La notion de sublime a suscité au cours des dernières années un intérêt grandissant auprès des chercheurs. Les différentes communautés scientifiques y ont trouvé un angle d’approche original qui permettait de dépoussiérer les œuvres classiques et d’y trouver des sujets d’analyse nouveaux et novateurs. Mais lorsque l’on parle de sublime, l’impressionnant foisonnement des concepts s’y rattachant en rend l’étude particulièrement ardue. La complexité d’une notion aussi transversale et monumentale que celle-ci fournit avec raison aux chercheurs de la substance, mais il y a effectivement de quoi s’y perdre. L’ajout perpétuel de schèmes depuis plus de deux mille ans, euxmêmes enchéris de réfutations, objections ou réinterprétations, présente au final une théorie globale plutôt hétérogène. À l’heure actuelle, les systèmes réutilisés ou communément admis se rattachent aux théoriciens ayant le plus marqué son histoire et, il est bien malheureux de le dire, à ceux qui ont été les derniers à en étudier l’essence. Bien que les textes fondateurs sur le sublime soient connus, ils sont souvent négligés, voire rejetés, pour cause de dépassement face aux argumentations plus récentes ; et disons-le peut-être plus éloignés psychologiquement au vu de notre conception plus matérielle du monde, où tout doit être vu et senti. En effet, les considérations actuelles sont bien éloignées des domaines de la rhétorique et de la poétique qui constituaient l’essentiel de ces premiers écrits. Désormais avec les théories de la littérature, une approche plus individualiste et psychologique des motifs littéraires fondent le récit : les études sont beaucoup plus thématiques, s’attardant davantage sur la diégèse que sur les aspects structurels du langage.

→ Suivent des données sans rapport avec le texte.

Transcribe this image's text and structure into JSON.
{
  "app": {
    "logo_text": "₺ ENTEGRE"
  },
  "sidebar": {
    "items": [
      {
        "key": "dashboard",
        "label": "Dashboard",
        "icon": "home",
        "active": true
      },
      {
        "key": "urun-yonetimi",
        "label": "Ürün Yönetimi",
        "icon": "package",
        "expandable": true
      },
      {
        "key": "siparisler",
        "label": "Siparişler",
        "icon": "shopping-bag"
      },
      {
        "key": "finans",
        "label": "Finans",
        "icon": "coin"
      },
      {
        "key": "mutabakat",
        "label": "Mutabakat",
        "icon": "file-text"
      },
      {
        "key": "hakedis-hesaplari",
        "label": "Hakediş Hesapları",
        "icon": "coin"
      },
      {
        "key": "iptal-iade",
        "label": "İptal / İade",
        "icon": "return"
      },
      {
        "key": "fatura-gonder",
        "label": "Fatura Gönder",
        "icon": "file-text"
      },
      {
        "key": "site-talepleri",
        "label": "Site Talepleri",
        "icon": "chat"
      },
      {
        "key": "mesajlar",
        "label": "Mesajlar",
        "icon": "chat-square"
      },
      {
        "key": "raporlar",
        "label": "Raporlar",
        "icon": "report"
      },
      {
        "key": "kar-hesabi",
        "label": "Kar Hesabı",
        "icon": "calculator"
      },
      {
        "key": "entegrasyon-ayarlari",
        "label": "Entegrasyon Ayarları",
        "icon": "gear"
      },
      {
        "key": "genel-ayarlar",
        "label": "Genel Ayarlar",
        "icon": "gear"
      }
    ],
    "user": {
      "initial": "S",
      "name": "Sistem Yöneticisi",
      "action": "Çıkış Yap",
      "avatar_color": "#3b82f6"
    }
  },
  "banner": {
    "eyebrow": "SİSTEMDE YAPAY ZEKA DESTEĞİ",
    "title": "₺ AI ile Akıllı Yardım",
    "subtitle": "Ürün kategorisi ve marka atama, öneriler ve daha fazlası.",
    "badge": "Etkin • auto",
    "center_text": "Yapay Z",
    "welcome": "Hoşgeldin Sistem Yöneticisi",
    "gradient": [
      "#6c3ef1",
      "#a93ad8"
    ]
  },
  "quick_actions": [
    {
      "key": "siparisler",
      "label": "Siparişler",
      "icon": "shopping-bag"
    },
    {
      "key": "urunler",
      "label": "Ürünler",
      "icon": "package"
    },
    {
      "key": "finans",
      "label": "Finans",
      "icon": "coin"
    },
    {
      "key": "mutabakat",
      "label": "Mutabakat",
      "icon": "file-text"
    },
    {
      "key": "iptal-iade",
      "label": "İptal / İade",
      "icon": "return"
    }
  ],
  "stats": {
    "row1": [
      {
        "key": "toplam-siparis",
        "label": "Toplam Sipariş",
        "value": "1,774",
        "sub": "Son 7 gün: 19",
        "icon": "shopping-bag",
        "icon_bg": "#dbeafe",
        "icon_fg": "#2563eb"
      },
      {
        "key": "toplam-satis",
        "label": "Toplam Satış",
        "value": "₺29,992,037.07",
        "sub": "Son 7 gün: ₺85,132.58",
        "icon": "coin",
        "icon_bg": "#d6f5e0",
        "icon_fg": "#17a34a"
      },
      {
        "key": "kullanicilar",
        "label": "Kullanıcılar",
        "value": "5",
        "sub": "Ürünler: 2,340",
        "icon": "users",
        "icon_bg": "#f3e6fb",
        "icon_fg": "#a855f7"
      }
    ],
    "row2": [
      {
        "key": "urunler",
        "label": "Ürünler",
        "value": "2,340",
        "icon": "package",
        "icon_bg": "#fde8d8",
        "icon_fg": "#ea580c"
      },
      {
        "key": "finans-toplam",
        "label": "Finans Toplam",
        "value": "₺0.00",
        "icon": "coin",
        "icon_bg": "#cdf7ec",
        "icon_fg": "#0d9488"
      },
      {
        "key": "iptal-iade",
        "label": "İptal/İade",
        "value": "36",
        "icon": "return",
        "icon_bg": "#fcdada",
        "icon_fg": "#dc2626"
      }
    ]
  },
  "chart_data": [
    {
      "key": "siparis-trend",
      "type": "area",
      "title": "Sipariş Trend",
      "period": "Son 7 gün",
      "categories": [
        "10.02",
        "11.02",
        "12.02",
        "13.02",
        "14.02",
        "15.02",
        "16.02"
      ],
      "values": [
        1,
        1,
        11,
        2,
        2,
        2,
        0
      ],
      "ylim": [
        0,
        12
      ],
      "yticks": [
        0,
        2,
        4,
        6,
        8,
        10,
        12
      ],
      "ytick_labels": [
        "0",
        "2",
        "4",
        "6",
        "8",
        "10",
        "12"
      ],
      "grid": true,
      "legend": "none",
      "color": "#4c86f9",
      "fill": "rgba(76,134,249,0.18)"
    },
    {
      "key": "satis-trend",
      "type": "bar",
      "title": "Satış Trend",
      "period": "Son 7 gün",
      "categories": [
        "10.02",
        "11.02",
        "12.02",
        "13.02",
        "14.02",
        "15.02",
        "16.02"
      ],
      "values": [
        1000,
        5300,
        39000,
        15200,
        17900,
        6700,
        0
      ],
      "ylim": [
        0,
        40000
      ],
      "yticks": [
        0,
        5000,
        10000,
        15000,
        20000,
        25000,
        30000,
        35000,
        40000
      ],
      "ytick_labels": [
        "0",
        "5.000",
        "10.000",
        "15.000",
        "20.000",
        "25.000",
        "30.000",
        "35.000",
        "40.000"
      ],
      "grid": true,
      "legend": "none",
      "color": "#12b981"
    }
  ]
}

L’histoire des refoulements et redécouvertes successives du sublime suffit en ellemême à informer sur le caractère mouvant d’une notion qui a longtemps dépassé l’entendement humain. Mais avec la théorie de l’évolution et la prolifération des sciences, l’athéisme grandissant de notre époque a permis d’avoir un recul jusque-là inégalé sur ces théories. Nous n’avons jamais été aussi enclin à étudier ce concept qu’en cette ère où les connaissances historiques se confrontent aux connaissances réelles, sans pour autant avoir la prétention de détenir la vérité absolue.
Afin de retracer l’histoire du sublime, il faut d’abord se pencher sur son origine et ses divers textes fondateurs. Bien que son avènement soit attribué sans conteste à un rhéteur grec nommé Longin, entre le premier et troisième siècle de notre ère, à l’évidence la notion est beaucoup plus ancienne. Les éléments antérieurs à sa naissance sont nombreux et font débuter cette enquête généalogique à l’âge d’or de l’Antiquité grecque où l’on constate déjà la présence de certains schèmes chez Homère, les présocratiques ou encore chez Socrate et Platon. À partir des constituants gisant chez ses prédécesseurs, Longin put, quelques siècles plus tard, mettre en forme, élaborer et développer de manière concrète une théorie autonome. Il sera le premier à en établir les lois et les manifestations dans le monde. Malgré la banalité du fait, il en demeure tout de même le démiurge puisqu’il relève l’exploit de réunir divers concepts et réflexions s’étendant sur plus d’un millénaire (Homère VIIIe siècle av. J.-C. / Longin environ IIe siècle apr. J.-C.), afin d’en faire une seule et même théorie, sous la définition de sublime.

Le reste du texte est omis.